Business June 9, 2025

Why testing data is as important as training data for machine learning models

Matt Prendergast 4 min read

When developing machine learning systems for facial age estimation, the conversation often centres on the training data: how much you have, how diverse it is, how inclusive it is, and how well it represents your end users.

Not to mention, where the data comes from.

Intuitively, that focus makes sense. More data presumably leads to better models. But test data is just as important, and in some ways, even more critical for ensuring models perform effectively.

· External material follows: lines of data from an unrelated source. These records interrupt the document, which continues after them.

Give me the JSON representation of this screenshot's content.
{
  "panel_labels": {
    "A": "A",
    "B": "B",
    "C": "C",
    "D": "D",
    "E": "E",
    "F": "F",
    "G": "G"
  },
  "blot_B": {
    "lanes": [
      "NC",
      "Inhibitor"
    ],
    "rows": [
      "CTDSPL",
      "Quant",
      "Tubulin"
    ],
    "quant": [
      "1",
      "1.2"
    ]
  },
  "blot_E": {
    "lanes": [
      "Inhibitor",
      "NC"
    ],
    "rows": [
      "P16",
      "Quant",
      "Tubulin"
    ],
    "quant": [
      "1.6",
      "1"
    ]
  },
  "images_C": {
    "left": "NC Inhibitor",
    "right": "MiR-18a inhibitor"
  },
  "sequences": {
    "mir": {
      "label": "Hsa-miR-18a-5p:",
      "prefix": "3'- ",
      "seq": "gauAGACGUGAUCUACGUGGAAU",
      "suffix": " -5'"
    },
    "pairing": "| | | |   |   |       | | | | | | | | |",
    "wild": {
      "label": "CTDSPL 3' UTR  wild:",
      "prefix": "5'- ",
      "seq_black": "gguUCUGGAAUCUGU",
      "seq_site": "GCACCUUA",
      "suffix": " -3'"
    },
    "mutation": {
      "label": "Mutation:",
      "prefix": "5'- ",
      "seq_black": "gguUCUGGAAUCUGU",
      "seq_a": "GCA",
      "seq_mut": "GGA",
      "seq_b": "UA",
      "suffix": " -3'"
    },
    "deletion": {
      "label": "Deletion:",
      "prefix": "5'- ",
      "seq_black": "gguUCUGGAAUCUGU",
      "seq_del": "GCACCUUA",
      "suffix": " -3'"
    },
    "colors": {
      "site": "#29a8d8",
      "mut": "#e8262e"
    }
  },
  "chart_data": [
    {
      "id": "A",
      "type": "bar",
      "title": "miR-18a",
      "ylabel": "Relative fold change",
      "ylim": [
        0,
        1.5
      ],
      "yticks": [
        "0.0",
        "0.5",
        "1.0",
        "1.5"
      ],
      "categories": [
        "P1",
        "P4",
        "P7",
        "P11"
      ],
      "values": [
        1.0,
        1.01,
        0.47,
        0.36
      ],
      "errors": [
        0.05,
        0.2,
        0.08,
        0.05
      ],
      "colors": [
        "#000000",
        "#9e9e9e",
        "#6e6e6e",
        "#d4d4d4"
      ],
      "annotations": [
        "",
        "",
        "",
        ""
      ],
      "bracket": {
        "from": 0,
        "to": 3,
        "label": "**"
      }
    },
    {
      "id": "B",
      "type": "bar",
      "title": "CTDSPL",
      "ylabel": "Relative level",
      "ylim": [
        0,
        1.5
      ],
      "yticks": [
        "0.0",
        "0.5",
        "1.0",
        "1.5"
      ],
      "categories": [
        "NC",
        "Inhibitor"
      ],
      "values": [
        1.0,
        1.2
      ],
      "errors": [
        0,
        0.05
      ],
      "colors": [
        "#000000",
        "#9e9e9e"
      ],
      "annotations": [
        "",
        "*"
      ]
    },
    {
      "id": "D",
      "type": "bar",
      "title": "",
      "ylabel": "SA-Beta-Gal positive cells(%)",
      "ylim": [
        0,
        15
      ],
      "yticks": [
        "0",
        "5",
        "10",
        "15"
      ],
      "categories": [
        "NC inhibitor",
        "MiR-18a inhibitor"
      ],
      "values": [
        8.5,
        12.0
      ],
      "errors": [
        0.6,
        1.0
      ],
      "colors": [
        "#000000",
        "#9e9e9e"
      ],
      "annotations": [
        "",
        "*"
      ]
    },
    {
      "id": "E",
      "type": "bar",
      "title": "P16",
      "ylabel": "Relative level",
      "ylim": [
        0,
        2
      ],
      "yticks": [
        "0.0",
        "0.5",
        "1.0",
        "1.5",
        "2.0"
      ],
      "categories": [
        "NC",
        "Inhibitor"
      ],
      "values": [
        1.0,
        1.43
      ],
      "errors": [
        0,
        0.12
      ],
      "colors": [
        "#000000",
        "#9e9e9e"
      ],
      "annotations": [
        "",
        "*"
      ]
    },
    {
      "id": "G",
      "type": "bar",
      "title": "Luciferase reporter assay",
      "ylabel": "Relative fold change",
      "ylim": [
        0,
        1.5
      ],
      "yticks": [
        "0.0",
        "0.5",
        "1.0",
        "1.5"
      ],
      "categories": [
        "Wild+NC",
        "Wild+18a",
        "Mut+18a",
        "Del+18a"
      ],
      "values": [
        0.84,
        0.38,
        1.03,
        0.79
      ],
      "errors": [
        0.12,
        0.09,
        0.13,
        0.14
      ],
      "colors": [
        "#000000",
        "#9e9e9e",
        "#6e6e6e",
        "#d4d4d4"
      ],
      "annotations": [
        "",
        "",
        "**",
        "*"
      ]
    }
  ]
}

Training data: more isn’t always better

Common sense would suggest that for a machine learning model “the more data, the better.” And that’s generally true. More data allows your model to learn from a broader array of inputs, improving accuracy and robustness. But this has caveats:

Data quality matters more than quantity. A smaller, more diverse, high-quality dataset can outperform a massive, noisy one. If your dataset includes mislabeled or biased images, the model may learn the wrong patterns.
Coverage matters. If you’re building an age estimation model, your training data should reflect the real-world distribution of age, skin tones, lighting conditions, and even types of spoofing attempt (like using photos or masks). Without this, your model might perform well in lab conditions but fail when used in the real world.
Avoiding overfitting. Overfitting occurs when a model performs well on training data but performs poorly on new, unseen data. This is especially problematic for facial age estimation. Features like wrinkles, skin texture and facial structure are subtle. A model may latch onto irrelevant factors (such as camera quality, good lighting, nose piercings or clothing) rather than onto genuine age-related facial features. This is where separate test data is vital – it ensures we detect overfitting early.

Why test data is crucial

Let’s say you’ve built a powerful model you believe performs well. Without a proper test dataset, the reality is that you’ll never really know if it’s any good. Even worse, you might think it is when it’s not.

A well-constructed test dataset tells you, objectively, whether your model generalises well to real-world use cases. It also:

Helps you choose the best model. If you’ve trained multiple models, only a diverse and representative test set can tell you which is best suited for deployment.
Uncovers blind spots. Regularly updating your test sets can reveal gaps in performance – perhaps your model struggles with teenagers, overestimates older users or misjudges certain skin tones. These insights are invisible if you’re using stale or narrow test data.
Protects against model collapse. A recent paper from Nature explores how models trained on the outputs of other models can degenerate over time. This “model collapse” underscores the importance of clean, unbiased training and test data to avoid feedback loops.

The importance of separate training and testing datasets

Machine learning models are trained to learn patterns from data. If the same data is used for both training (learning) and testing (evaluation), the model may appear highly accurate. This isn’t because it truly understands the task of age estimation, but because it has “learned”, or memorised, the specific images from the training dataset.

At Yoti, we use a separate set of around 120,000 facial images. Each of these are tagged with ground truth age, spread across years of age from 2 to 75, with representation across gender and skin tone. This ensures the model’s performance is measured effectively for real-world audiences.

Models that have not been tested effectively run the risk of performing poorly when tested independently. For example, the US National Institute for Standards and Technology (NIST) tests models against millions of test data images.

How can facial age estimation help

Around the world, new regulations are being introduced to enforce age checks online. Facial age estimation offers a scalable, privacy-preserving solution to meet these requirements. This fills a gap where no safeguards previously existed. It can bring meaningful protections for young users and help ensure that everyone has access to online experiences that are appropriate for their age.